In February 2014, the Donetsk elite were abruptly ejected from political power after the ousting of Yanukovych by the Maidan street protests in Kyiv.

The collapse of Yanukovych’s Party of Regions and the flight abroad of leading figures created a power vacuum in Donbas, which the Kremlin filled with a separatist movement engineered from local workers and police, as well as Russians, mostly without the participation of the propertied class.

The Donbas bubble had burst. Novyk was badly injured when a shell struck his lakeside schashlik party in the summer of 2014, killing two. He underwent emergency surgery in a German clinic to save his leg.

Zvyagilsky is also no longer safe in Donbas. In a November 2014 interview, he described how security rapidly deteriorated in his former stronghold of Donetsk, forcing him initially to use an old car to move around in, and then to leave hurriedly after three aides had been detained by rebels. In November he was reported to have again been detained by rebels.

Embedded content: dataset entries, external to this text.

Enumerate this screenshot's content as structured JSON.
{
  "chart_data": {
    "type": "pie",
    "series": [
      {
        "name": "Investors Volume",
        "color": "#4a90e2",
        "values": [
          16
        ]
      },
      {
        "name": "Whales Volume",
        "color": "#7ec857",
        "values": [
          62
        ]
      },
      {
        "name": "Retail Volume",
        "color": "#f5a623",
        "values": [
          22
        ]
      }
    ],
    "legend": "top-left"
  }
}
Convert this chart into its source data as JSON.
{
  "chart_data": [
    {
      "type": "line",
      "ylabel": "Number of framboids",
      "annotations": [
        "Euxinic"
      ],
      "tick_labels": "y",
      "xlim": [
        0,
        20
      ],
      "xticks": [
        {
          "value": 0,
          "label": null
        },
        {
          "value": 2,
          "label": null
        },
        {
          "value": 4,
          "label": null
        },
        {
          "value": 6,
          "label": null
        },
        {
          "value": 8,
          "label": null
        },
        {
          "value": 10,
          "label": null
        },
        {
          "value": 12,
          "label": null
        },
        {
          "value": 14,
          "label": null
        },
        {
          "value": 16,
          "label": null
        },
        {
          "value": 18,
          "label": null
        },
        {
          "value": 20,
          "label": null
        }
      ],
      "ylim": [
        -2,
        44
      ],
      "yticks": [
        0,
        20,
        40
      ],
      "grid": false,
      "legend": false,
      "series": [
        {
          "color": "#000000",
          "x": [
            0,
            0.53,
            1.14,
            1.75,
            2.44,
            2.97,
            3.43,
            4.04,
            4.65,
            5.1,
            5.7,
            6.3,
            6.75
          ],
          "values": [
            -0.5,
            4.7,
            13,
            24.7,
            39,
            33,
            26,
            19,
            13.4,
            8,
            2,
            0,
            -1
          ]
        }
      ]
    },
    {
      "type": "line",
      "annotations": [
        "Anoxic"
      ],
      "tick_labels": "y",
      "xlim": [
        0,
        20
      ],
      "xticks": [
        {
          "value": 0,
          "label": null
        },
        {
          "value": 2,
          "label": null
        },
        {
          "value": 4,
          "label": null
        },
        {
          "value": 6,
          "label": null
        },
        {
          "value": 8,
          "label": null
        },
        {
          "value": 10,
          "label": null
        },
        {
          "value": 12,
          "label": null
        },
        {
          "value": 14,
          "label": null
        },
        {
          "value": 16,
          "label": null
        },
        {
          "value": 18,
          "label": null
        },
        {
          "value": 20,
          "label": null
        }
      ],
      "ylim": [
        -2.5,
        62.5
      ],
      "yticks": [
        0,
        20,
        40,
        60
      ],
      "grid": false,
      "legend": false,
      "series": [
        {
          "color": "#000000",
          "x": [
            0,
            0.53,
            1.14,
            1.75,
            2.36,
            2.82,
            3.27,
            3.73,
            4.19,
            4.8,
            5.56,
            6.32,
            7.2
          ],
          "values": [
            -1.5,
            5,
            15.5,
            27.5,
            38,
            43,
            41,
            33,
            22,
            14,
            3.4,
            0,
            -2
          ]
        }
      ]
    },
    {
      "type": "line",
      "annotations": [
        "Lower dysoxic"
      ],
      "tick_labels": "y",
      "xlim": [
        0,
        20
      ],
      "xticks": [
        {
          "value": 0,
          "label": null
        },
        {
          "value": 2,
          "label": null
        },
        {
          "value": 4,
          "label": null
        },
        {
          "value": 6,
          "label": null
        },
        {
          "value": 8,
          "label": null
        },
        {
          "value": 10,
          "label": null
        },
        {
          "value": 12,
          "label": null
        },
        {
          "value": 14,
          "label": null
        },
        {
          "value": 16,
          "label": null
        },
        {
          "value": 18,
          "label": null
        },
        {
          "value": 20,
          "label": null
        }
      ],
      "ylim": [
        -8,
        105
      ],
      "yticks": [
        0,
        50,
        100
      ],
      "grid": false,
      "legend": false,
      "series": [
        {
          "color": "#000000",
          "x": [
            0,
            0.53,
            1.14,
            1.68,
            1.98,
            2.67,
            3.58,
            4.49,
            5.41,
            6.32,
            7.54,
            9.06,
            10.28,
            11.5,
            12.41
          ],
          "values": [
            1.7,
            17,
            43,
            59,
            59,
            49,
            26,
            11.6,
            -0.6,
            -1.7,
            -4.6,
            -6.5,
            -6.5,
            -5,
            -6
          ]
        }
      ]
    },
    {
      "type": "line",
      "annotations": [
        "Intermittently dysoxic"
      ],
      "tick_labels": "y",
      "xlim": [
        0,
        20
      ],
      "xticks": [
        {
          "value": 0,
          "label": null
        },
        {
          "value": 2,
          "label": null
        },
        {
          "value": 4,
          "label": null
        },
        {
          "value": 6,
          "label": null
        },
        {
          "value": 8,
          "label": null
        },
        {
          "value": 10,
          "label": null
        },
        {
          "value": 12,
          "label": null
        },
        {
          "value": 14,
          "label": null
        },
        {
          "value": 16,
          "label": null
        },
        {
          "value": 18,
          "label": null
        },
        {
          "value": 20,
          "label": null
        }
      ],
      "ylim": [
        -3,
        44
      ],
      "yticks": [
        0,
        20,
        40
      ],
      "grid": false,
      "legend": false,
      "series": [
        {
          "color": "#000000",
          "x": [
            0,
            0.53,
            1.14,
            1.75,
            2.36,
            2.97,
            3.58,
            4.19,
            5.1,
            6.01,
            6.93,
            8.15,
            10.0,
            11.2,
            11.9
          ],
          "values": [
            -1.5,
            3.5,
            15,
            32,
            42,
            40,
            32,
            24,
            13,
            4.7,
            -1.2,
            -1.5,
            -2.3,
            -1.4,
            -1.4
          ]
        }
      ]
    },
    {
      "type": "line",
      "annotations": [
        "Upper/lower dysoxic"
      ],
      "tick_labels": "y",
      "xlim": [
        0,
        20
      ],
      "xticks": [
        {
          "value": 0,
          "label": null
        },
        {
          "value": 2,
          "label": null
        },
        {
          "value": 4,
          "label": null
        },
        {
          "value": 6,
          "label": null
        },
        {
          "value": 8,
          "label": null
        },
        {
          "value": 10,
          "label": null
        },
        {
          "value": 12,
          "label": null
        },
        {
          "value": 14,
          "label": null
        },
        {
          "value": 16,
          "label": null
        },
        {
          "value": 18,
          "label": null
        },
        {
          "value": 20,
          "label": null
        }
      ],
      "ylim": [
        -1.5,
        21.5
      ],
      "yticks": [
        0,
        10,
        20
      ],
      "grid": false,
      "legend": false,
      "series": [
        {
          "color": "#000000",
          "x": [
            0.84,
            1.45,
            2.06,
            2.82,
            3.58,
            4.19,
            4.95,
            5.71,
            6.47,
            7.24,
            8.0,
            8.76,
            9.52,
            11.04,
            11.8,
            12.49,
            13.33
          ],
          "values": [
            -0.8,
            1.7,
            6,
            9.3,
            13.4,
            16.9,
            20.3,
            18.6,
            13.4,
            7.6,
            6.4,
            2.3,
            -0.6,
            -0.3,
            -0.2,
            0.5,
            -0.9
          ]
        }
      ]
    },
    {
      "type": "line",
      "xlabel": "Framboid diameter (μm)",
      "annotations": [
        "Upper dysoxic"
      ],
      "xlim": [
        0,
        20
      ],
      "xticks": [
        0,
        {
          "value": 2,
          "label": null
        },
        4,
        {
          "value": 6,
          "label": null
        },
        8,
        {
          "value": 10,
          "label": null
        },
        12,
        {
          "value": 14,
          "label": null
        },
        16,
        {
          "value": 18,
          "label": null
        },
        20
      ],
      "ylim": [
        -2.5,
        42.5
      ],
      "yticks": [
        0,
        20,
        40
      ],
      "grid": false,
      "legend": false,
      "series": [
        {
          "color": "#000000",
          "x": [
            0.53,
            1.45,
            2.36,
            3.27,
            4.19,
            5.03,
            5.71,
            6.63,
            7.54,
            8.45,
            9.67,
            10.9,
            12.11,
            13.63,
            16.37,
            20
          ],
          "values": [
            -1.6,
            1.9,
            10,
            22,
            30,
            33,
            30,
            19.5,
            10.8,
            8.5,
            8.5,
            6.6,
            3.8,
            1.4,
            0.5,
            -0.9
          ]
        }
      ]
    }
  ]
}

The loss of the Zasyadko mine seals his loss of power.

Many of the former Donbas elite have likewise retreated to Kyiv or elsewhere in the EU, except for Yanukovych and his closest associates who fled to Russia for fear of arrest.

What awaits the Donbas miners under the new separatist authorities is unclear. Many mines have shut due to infrastructural damage during the conflict, forcing miners to look for work in Ukraine or Russia.

Given Donetsk’s antagonism towards Kyiv after shells struck the city, growing unemployment may also provide the separatist forces with more local recruits.

Outside the Zasyadko mine headquarters, an unemployed man seeking work is turned away. Asked by bne IntelliNews if he would join the rebels, the former security guard laughed as he hurried on his way. “I am more a civilian sort of guy,” he said.

But a rebel fighter, codenamed Hunter, guarding the Zasyadko mine headquarters shows how unemployment combined with anger at Kyiv prompts enlistment. ‘Hunter’ tells how in his former job as builder he had worked on the now destroyed Prokofiev airport in 2012. Four weeks ago he returned there with his unit, after Ukrainian forces pulled out. “Three years ago I worked there for months with trowel and mortar board – do you think I ever imagined I would stand in its ruins with a gun?”